After discussing work arounds with NI Support, this inability to use .NET 4 .dll files has been given CAR #221992. I have been told that it will likely be in future versions of LabVIEW.

 

AristosQueue (NI)
NI Employee (retired)
Having been burned in the past by subtle but significant differences between a MS beta and an MS release, my bet is that future LV releases will always lag the .NET release. .NET 4 just released last week, so I wouldn't expect to see LV support for it until LV 2011. I am not saying this with any authority -- I don't actually keep abreast of what the LV-NET folks are working on, but trying to release synchronously by testing against the pre-release version is something LV is generally reluctant to do. And since LV 2010 is already deep into beta, I doubt that the support will be there. It *might* be, but in general, I wouldn't expect any given LV version to support any given .NET version unless the .NET version was released when the LV version started development cycle.
RobCole
Active Participant

Thank you for that information.

 

For anyone who is following this, we have a work-around for this (thank you to NI support for helping us work this out) and I'll put the information here so others can use it.

 

LabVIEW .dll access and callbacks work for .NET Framwork 3.5.

 

Within a C# solution (we are using Visual Web Developer 2010),  right click on a project and select "Properties"
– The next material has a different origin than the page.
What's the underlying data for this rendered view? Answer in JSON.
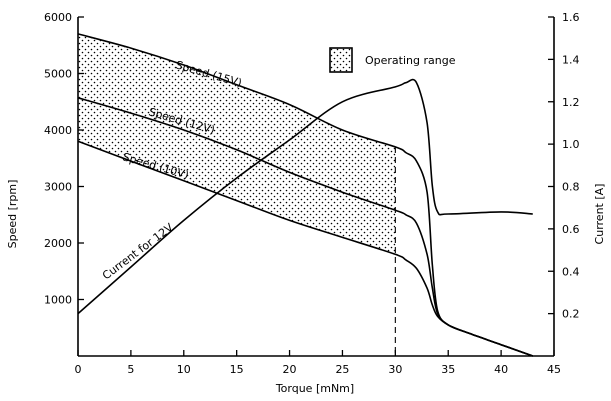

Set the Target framework to be .NET Framework 3.5 (do this for any C#  Class Library that LabVIEW will be accessing and any class library that THIS class library will access).

 

Class libraries and Windows applications that call the .NET Framework 3.5 .dlls should then be set to .NET Framework 4 Client Profile.

 

If you leave it set to .NET Framework 4, all .dlls that this project calls will be compiled to .NET 4.  If set to .NET Framework 4 Client Profile, each individual project within the solution will be compiled to the framework that was specified for that project.

 

.NET Framework 4 compiled code can call methods from .NET 2, 3, and 3.5 class libraries. But not vice versa. You can not use a method from a class library compiled in a higher version.

 

So, we have divided out our class libraries so that anything that LabVIEW needs to access is in a class library in .NET 3.5.

 

Message Edited by Robert Cole on 04-26-2010 10:22 AM
msstephe
Member

Thank you for the work around. I'm trying to evaluate the best solution for our issue with LabVIEW and .NET 4.0 support. Will CAR #221992 be incorporated in the 2011 realease of LabVIEW? When is the 2011 released scheduled to happen? Thanks.